Use the provided factor to start a high-security session. It will last until the expiration time on the factor. If no expiration time is set, it will only last until the end of the request.

exitHighSecurity(): void

Exit high-security mode regardless of the time remaining.

validateFactor(Firehed\Auth\Factors\Factor $factor): self

Authenticate the user with the provided factor.

expireFactor(Firehed\Auth\Factors\FactorType $type): self

Remove the authentication data provided by the specified factor type. Most commonly, this will be used to log the user out.
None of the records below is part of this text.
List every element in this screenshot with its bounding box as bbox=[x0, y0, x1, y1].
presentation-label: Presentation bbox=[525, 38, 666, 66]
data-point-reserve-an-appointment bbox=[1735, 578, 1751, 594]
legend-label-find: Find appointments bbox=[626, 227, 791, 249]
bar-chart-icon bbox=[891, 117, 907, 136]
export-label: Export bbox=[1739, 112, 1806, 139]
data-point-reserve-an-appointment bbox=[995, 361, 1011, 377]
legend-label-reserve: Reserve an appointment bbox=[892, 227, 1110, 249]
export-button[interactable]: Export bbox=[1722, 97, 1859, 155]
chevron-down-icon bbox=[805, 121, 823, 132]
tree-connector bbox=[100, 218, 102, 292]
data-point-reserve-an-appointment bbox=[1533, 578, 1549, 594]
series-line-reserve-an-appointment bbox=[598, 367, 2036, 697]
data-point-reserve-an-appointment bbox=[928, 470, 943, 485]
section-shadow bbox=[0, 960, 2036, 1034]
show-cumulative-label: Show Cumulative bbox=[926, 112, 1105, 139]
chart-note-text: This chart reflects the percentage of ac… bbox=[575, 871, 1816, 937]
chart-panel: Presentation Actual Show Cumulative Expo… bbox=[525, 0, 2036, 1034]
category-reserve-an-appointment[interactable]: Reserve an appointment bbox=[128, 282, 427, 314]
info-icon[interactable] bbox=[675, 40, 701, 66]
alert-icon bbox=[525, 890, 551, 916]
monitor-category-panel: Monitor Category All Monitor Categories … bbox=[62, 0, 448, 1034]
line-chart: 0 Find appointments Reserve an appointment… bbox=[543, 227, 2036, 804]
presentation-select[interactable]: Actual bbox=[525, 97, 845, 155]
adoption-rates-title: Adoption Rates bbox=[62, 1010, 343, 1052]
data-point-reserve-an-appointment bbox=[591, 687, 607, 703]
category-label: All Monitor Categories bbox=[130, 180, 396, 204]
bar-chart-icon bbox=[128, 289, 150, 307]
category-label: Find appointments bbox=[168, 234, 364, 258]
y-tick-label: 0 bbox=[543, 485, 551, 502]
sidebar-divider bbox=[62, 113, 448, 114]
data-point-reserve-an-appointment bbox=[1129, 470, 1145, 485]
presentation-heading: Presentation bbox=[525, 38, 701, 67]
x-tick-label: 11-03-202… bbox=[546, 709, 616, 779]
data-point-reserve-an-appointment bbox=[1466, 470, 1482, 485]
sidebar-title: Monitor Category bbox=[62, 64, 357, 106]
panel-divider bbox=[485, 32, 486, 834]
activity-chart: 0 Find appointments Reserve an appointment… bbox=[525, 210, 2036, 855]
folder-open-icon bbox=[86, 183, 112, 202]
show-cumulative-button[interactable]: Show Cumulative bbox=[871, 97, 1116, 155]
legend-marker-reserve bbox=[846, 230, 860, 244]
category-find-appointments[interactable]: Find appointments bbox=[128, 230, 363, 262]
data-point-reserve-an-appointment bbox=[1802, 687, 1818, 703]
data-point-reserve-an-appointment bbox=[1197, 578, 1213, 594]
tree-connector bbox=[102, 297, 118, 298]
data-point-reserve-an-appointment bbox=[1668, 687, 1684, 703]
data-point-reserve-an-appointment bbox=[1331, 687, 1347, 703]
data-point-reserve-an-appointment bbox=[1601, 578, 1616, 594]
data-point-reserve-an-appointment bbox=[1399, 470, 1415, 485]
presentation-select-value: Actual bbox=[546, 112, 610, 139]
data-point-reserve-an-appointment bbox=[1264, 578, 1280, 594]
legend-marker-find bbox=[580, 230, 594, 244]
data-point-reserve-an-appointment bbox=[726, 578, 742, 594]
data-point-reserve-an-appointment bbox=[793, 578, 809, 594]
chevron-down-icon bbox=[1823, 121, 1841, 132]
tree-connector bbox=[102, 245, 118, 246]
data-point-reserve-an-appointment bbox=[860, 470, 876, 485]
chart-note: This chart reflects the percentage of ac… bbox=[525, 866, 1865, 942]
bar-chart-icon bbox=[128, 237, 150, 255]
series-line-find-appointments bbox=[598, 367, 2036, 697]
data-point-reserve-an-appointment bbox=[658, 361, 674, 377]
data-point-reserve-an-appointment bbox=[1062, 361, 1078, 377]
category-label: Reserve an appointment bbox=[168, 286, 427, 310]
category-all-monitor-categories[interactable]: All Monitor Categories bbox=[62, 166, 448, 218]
setKeys(Firehed\JWT\KeyContainer $keys): self

Provides a KeyContainer that's used internally for JWT handling. This allows key rotation to be seamless and nearly-automatic

Core concepts

  • Authentication: the act of verifying identity
  • Factor: a method of authentication. There are three different factors:
    • Inherence: something a user is, such as a fingerprint
    • Knowledge: something a user knows, such as a passphrase
    • Possession: something a user has, such as a OTP token
  • High-security mode: conceptually similar to sudo, this is a way to protect especially-sensitive actions (password change, credit card management, etc.) by requiring a fresh authentication.
  • Levels: there are four authentication levels that a page can require:
    • ANONYMOUS: Users are not authenticated at all, nor will one be returned by getUser
    • PARTIAL: Allows validation methods to be called on a partially- authencitaed user, although getUser() will return null. This SHOULD NOT be used outside of an autentication upgrade flow; i.e. providing their OTP code or token. Use getPartiallyAuthenticatedUser() to get at the underlying user, which SHOULD be used ONLY for modifying the user's new factor registration (e.g. TOTP code provided didn't match)
    • LOGIN: Users require all of their factors to be present
    • HISEC: In addition to all factors being present, one must have been explicitly re-verified via the enterHighSecurity API

Examples

(new examples coming soon)

Footnotes

  1. Of course, you will still need to securely store password hashes, OTP shared secrets, etc. What you will not need to do is muck around with existing session storage and handling.